You know, the kind with the torn felt on the uneven pool table, microwavable tater tots and warm chili in the kitchen area, and, of course, a time-worn poster of a 1987 nameless Coors beer model swaying in the reconditioned breeze. I’ve been there and I know you’ve been there.
But most contrary to my popular belief, the Winston it is a thoughtful piece of ribald Britannia in Norman, right down to the diplomatic mascot, Winston Churchill, casually lounging in a leatherbound set-piece. But more than that, the food they serve is more than incredible.
I decided on the Winston for an early dinner late last week.
Like an anglified Dorothy coming out of a dilapidated house into the magical kingdom of Oz, my friend and I were taken into an exclusive subgenre of dining, as the well-suited waitstaff provided us with everything needed from most chilled water to very recommended entrees.
As the pattern of conversation took up the whole dynamic, much like Churchill himself, I became quite civilized with my order, metaphorically lighting pound notes and saying things like “Bully to you, Jeeves!”
Before ordering at smart bulldog for the table, the wonderland of Piccadilly Circus arrived as an appetizer.
I went with the Crispy Ducks Wings ($12.00) and they are truly magnificent, as long as you hold no grudges against our fine feathered friends at the aviary.

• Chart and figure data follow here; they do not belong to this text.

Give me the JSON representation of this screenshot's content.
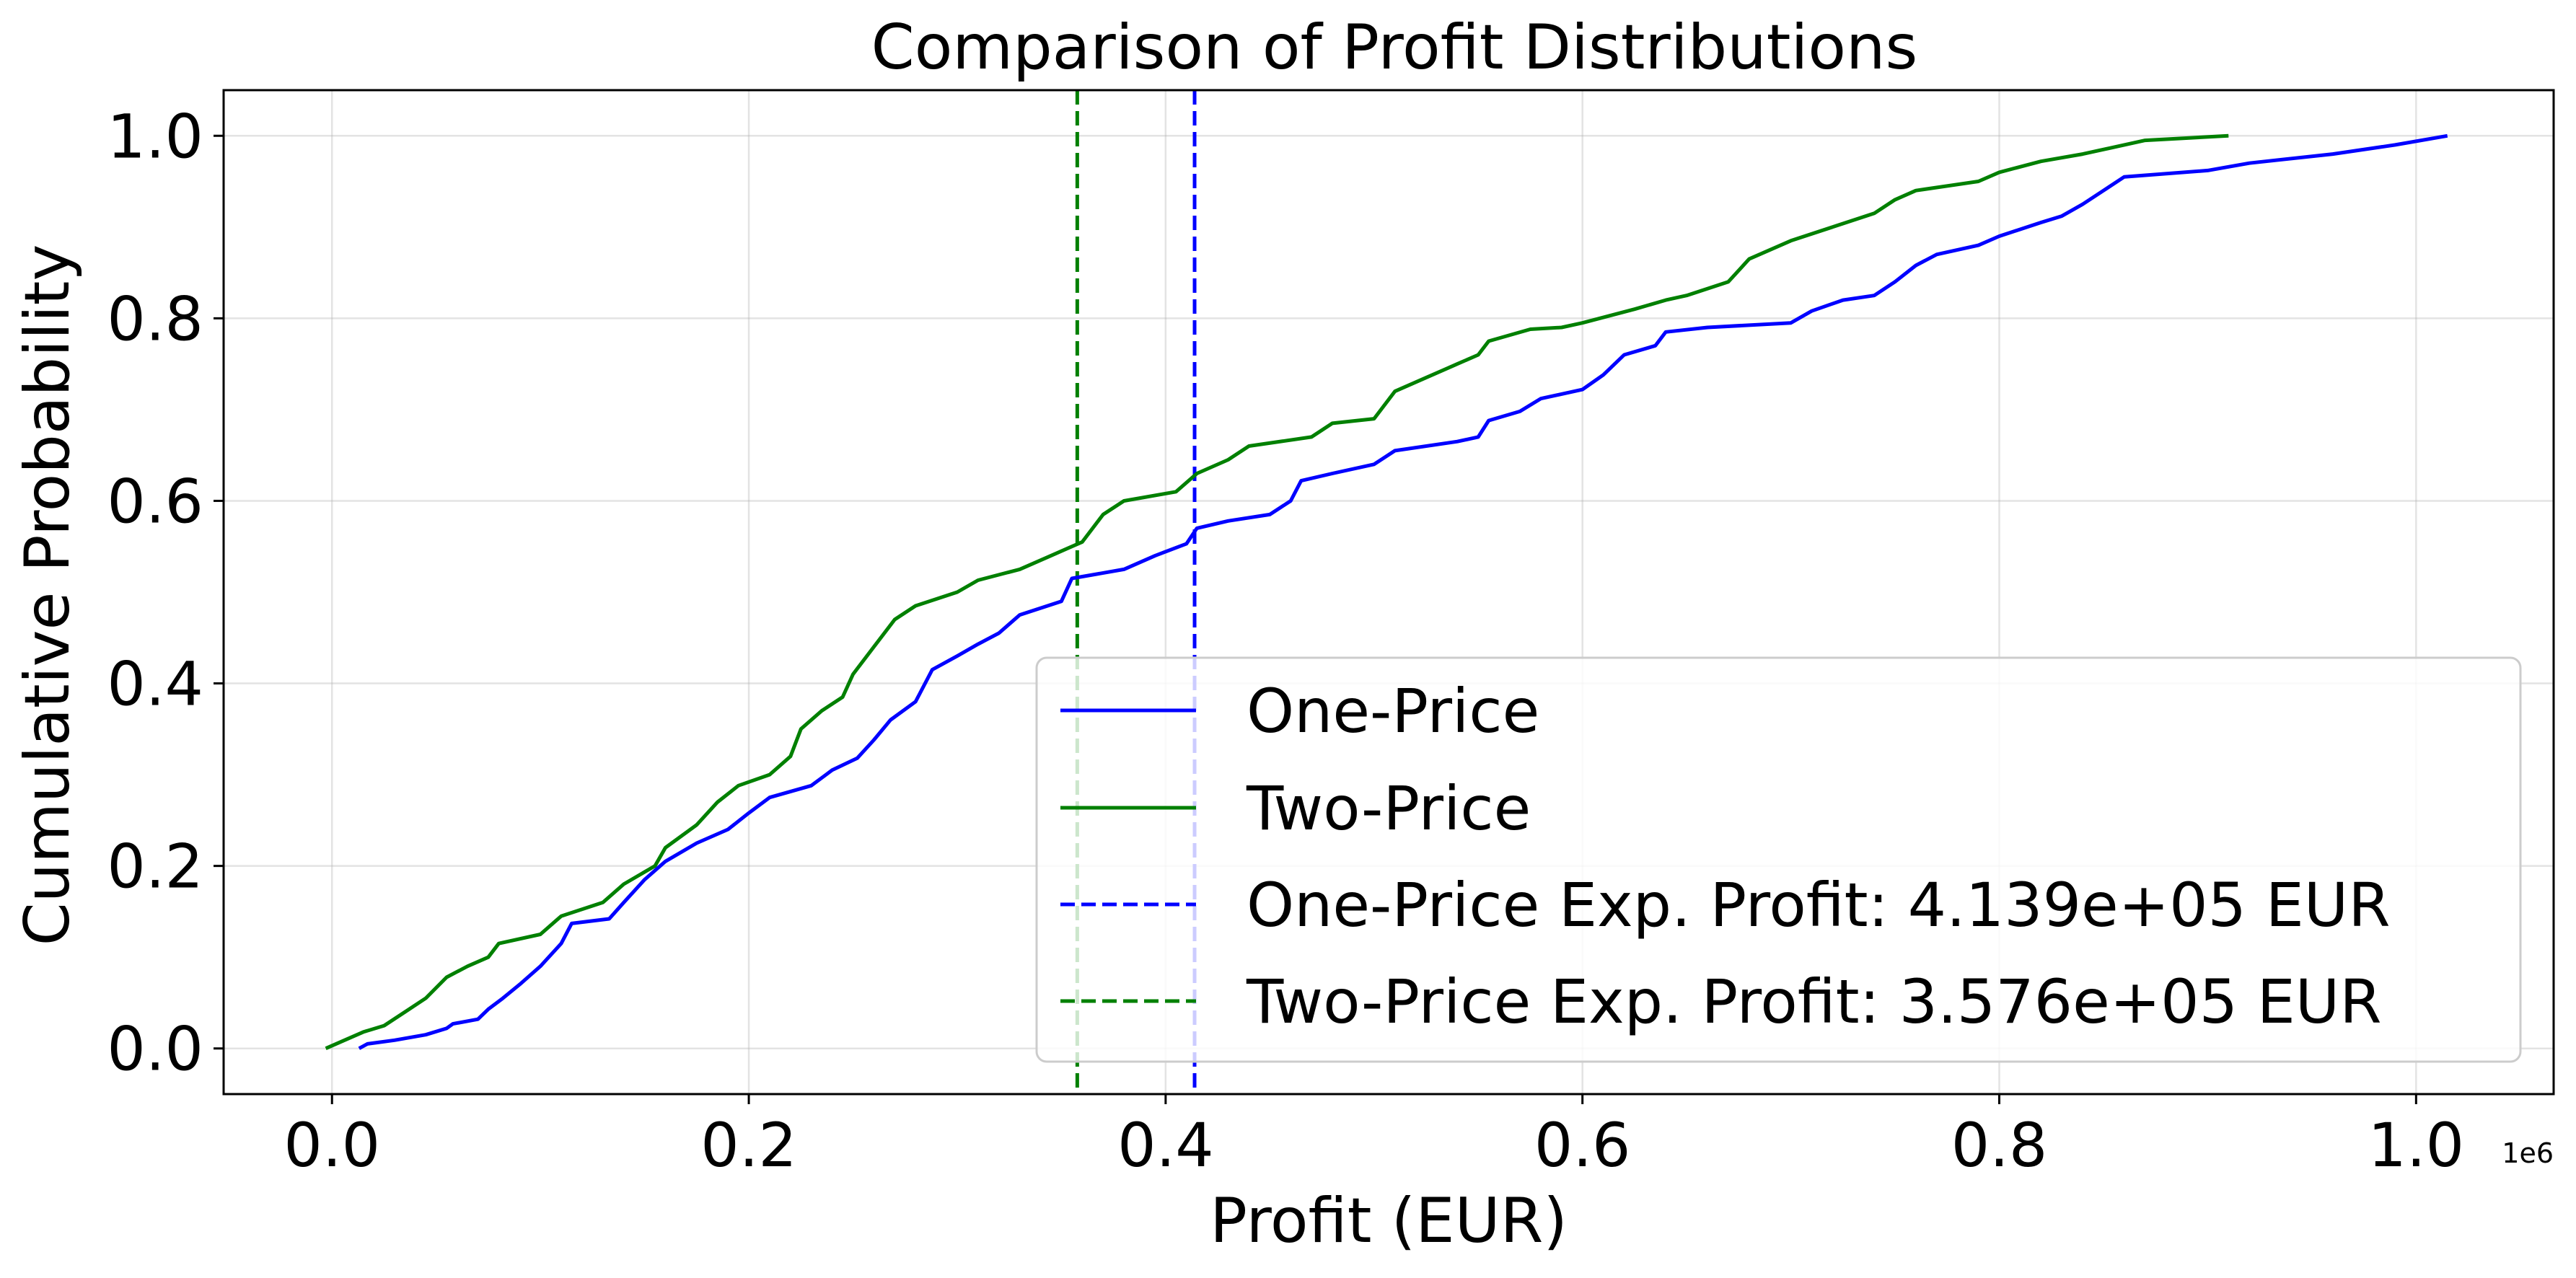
{
  "chart_data": {
    "type": "line",
    "title": "Comparison of Profit Distributions",
    "xlabel": "Profit (EUR)",
    "ylabel": "Cumulative Probability",
    "x_offset_label": "1e6",
    "xlim": [
      -0.052,
      1.066
    ],
    "ylim": [
      -0.05,
      1.05
    ],
    "x_scale_factor": 1000000,
    "x_ticks": [
      0.0,
      0.2,
      0.4,
      0.6,
      0.8,
      1.0
    ],
    "x_tick_labels": [
      "0.0",
      "0.2",
      "0.4",
      "0.6",
      "0.8",
      "1.0"
    ],
    "y_ticks": [
      0.0,
      0.2,
      0.4,
      0.6,
      0.8,
      1.0
    ],
    "y_tick_labels": [
      "0.0",
      "0.2",
      "0.4",
      "0.6",
      "0.8",
      "1.0"
    ],
    "grid": true,
    "legend_position": "lower-right",
    "series": [
      {
        "name": "One-Price",
        "style": "solid",
        "color": "#0000ff",
        "points": [
          [
            0.013,
            0.0
          ],
          [
            0.017,
            0.005
          ],
          [
            0.03,
            0.009
          ],
          [
            0.045,
            0.015
          ],
          [
            0.055,
            0.022
          ],
          [
            0.058,
            0.027
          ],
          [
            0.07,
            0.032
          ],
          [
            0.075,
            0.043
          ],
          [
            0.082,
            0.055
          ],
          [
            0.09,
            0.07
          ],
          [
            0.1,
            0.09
          ],
          [
            0.11,
            0.115
          ],
          [
            0.115,
            0.137
          ],
          [
            0.133,
            0.142
          ],
          [
            0.14,
            0.16
          ],
          [
            0.15,
            0.185
          ],
          [
            0.16,
            0.205
          ],
          [
            0.175,
            0.225
          ],
          [
            0.19,
            0.24
          ],
          [
            0.2,
            0.258
          ],
          [
            0.21,
            0.275
          ],
          [
            0.23,
            0.288
          ],
          [
            0.24,
            0.305
          ],
          [
            0.252,
            0.318
          ],
          [
            0.26,
            0.338
          ],
          [
            0.268,
            0.36
          ],
          [
            0.28,
            0.38
          ],
          [
            0.288,
            0.415
          ],
          [
            0.3,
            0.43
          ],
          [
            0.31,
            0.443
          ],
          [
            0.32,
            0.455
          ],
          [
            0.33,
            0.475
          ],
          [
            0.35,
            0.49
          ],
          [
            0.355,
            0.515
          ],
          [
            0.38,
            0.525
          ],
          [
            0.395,
            0.54
          ],
          [
            0.41,
            0.553
          ],
          [
            0.415,
            0.57
          ],
          [
            0.43,
            0.578
          ],
          [
            0.45,
            0.585
          ],
          [
            0.46,
            0.6
          ],
          [
            0.465,
            0.622
          ],
          [
            0.48,
            0.63
          ],
          [
            0.5,
            0.64
          ],
          [
            0.51,
            0.655
          ],
          [
            0.54,
            0.665
          ],
          [
            0.55,
            0.67
          ],
          [
            0.555,
            0.688
          ],
          [
            0.57,
            0.698
          ],
          [
            0.58,
            0.712
          ],
          [
            0.6,
            0.722
          ],
          [
            0.61,
            0.738
          ],
          [
            0.62,
            0.76
          ],
          [
            0.635,
            0.77
          ],
          [
            0.64,
            0.785
          ],
          [
            0.66,
            0.79
          ],
          [
            0.7,
            0.795
          ],
          [
            0.71,
            0.808
          ],
          [
            0.725,
            0.82
          ],
          [
            0.74,
            0.825
          ],
          [
            0.75,
            0.84
          ],
          [
            0.76,
            0.858
          ],
          [
            0.77,
            0.87
          ],
          [
            0.79,
            0.88
          ],
          [
            0.8,
            0.89
          ],
          [
            0.82,
            0.905
          ],
          [
            0.83,
            0.912
          ],
          [
            0.84,
            0.925
          ],
          [
            0.85,
            0.94
          ],
          [
            0.86,
            0.955
          ],
          [
            0.9,
            0.962
          ],
          [
            0.92,
            0.97
          ],
          [
            0.96,
            0.98
          ],
          [
            0.99,
            0.99
          ],
          [
            1.015,
            1.0
          ]
        ]
      },
      {
        "name": "Two-Price",
        "style": "solid",
        "color": "#008000",
        "points": [
          [
            -0.003,
            0.0
          ],
          [
            0.005,
            0.008
          ],
          [
            0.015,
            0.018
          ],
          [
            0.025,
            0.025
          ],
          [
            0.035,
            0.04
          ],
          [
            0.045,
            0.055
          ],
          [
            0.055,
            0.078
          ],
          [
            0.065,
            0.09
          ],
          [
            0.075,
            0.1
          ],
          [
            0.08,
            0.115
          ],
          [
            0.1,
            0.125
          ],
          [
            0.11,
            0.145
          ],
          [
            0.13,
            0.16
          ],
          [
            0.14,
            0.18
          ],
          [
            0.155,
            0.2
          ],
          [
            0.16,
            0.22
          ],
          [
            0.175,
            0.245
          ],
          [
            0.185,
            0.27
          ],
          [
            0.195,
            0.288
          ],
          [
            0.21,
            0.3
          ],
          [
            0.22,
            0.32
          ],
          [
            0.225,
            0.35
          ],
          [
            0.235,
            0.37
          ],
          [
            0.245,
            0.385
          ],
          [
            0.25,
            0.41
          ],
          [
            0.26,
            0.44
          ],
          [
            0.27,
            0.47
          ],
          [
            0.28,
            0.485
          ],
          [
            0.3,
            0.5
          ],
          [
            0.31,
            0.513
          ],
          [
            0.33,
            0.525
          ],
          [
            0.345,
            0.54
          ],
          [
            0.36,
            0.555
          ],
          [
            0.37,
            0.585
          ],
          [
            0.38,
            0.6
          ],
          [
            0.405,
            0.61
          ],
          [
            0.415,
            0.63
          ],
          [
            0.43,
            0.645
          ],
          [
            0.44,
            0.66
          ],
          [
            0.47,
            0.67
          ],
          [
            0.48,
            0.685
          ],
          [
            0.5,
            0.69
          ],
          [
            0.51,
            0.72
          ],
          [
            0.525,
            0.735
          ],
          [
            0.54,
            0.75
          ],
          [
            0.55,
            0.76
          ],
          [
            0.555,
            0.775
          ],
          [
            0.575,
            0.788
          ],
          [
            0.59,
            0.79
          ],
          [
            0.6,
            0.795
          ],
          [
            0.625,
            0.81
          ],
          [
            0.64,
            0.82
          ],
          [
            0.65,
            0.825
          ],
          [
            0.67,
            0.84
          ],
          [
            0.68,
            0.865
          ],
          [
            0.7,
            0.885
          ],
          [
            0.72,
            0.9
          ],
          [
            0.74,
            0.915
          ],
          [
            0.75,
            0.93
          ],
          [
            0.76,
            0.94
          ],
          [
            0.79,
            0.95
          ],
          [
            0.8,
            0.96
          ],
          [
            0.82,
            0.972
          ],
          [
            0.84,
            0.98
          ],
          [
            0.86,
            0.99
          ],
          [
            0.87,
            0.995
          ],
          [
            0.91,
            1.0
          ]
        ]
      }
    ],
    "vertical_lines": [
      {
        "name": "One-Price Exp. Profit: 4.139e+05 EUR",
        "x": 0.4139,
        "style": "dashed",
        "color": "#0000ff"
      },
      {
        "name": "Two-Price Exp. Profit: 3.576e+05 EUR",
        "x": 0.3576,
        "style": "dashed",
        "color": "#008000"
      }
    ],
    "legend": [
      {
        "label": "One-Price",
        "style": "solid",
        "color": "#0000ff"
      },
      {
        "label": "Two-Price",
        "style": "solid",
        "color": "#008000"
      },
      {
        "label": "One-Price Exp. Profit: 4.139e+05 EUR",
        "style": "dashed",
        "color": "#0000ff"
      },
      {
        "label": "Two-Price Exp. Profit: 3.576e+05 EUR",
        "style": "dashed",
        "color": "#008000"
      }
    ]
  }
}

The thick-sauced duck-limbs were smothered in green onions, sesame seeds, and hoisin-soy sauce, with the taste of sriracha-sweet chili flying away to an abundance of pure flavor. And though this was an appetizer to be sure, it has a direct collar of a main platter, one of the best.
As I gnawed on my thick duck, my date introduced herself to the Super Toast ($13.00), which was, well, super.

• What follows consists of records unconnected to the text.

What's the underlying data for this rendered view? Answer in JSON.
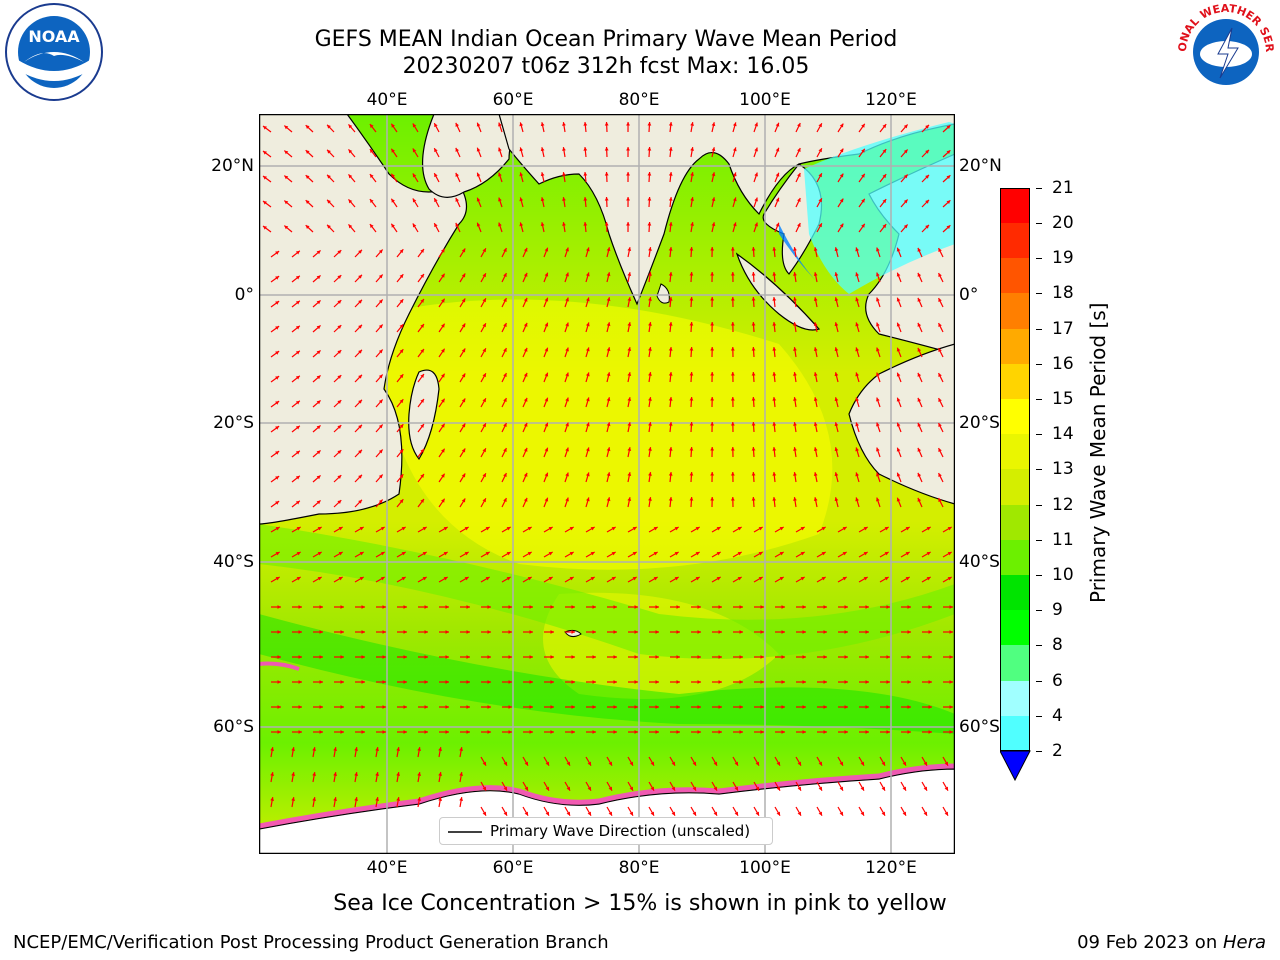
{
  "title": {
    "line1": "GEFS MEAN Indian Ocean Primary Wave Mean Period",
    "line2": "20230207 t06z 312h fcst   Max: 16.05"
  },
  "logos": {
    "left": {
      "icon": "noaa-logo-icon",
      "text": "NOAA"
    },
    "right": {
      "icon": "nws-logo-icon",
      "text": "NATIONAL WEATHER SERVICE"
    }
  },
  "map": {
    "lon_ticks_top": [
      "40°E",
      "60°E",
      "80°E",
      "100°E",
      "120°E"
    ],
    "lon_ticks_bottom": [
      "40°E",
      "60°E",
      "80°E",
      "100°E",
      "120°E"
    ],
    "lat_ticks_left": [
      "20°N",
      "0°",
      "20°S",
      "40°S",
      "60°S"
    ],
    "lat_ticks_right": [
      "20°N",
      "0°",
      "20°S",
      "40°S",
      "60°S"
    ],
    "legend": "Primary Wave Direction (unscaled)",
    "colors": {
      "land": "#efedde",
      "arrow": "#ff0000"
    }
  },
  "colorbar": {
    "label": "Primary Wave Mean Period [s]",
    "ticks": [
      "21",
      "20",
      "19",
      "18",
      "17",
      "16",
      "15",
      "14",
      "13",
      "12",
      "11",
      "10",
      "9",
      "8",
      "6",
      "4",
      "2"
    ],
    "colors": [
      "#ff0000",
      "#ff2a00",
      "#ff5500",
      "#ff7f00",
      "#ffaa00",
      "#ffd400",
      "#ffff00",
      "#eaf600",
      "#d4ee00",
      "#a0e800",
      "#6cf000",
      "#00e400",
      "#00ff00",
      "#50ff80",
      "#a0ffff",
      "#50ffff",
      "#00ffff",
      "#0080ff"
    ]
  },
  "subtitle": "Sea Ice Concentration > 15% is shown in pink to yellow",
  "footer": {
    "left": "NCEP/EMC/Verification Post Processing Product Generation Branch",
    "right_date": "09 Feb 2023 on ",
    "right_host": "Hera"
  }
}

On sourdough bread, avocado spread is mated with premium cheddar, bacon, herb mayo, lots of greens, and grape tomatoes tossed in lemon vinaigrette, all with a fried egg.
By Jove, the toast was very scrumptious! The fresh avocado and somewhat salty bacon layered atop toasted sourdough bread made for a scandalous treat.
For my main entree, I went with the deciduousness of the Chicken Fried Quail and Grits ($20.00).
In the sportsman’s club with father and Mr. Buckingham, the entrée features lightly-dusted quail legs, with jalapeno-cheddar grits, along with Enrique’s hot honey and a sunny-side egg for show.
As the egg cradled the well-done spicy grits and its flame-retardant side showing, this wonderfully-cooked quail was completely audacious for its outré taste and uncommon flavor. With a little dash of peppery spice, this dish is worth toasting with a round of Glenlivet, all in the city of Norman.
Very high on this high-class meal, we ended things with the lush Ricotta Fritters ($6.00).
Topped with Mexican chocolate, it was delicious and rich and, in the English way, seemed to rot out my fillings on the spot – the perfect backbone to this very dominant meal.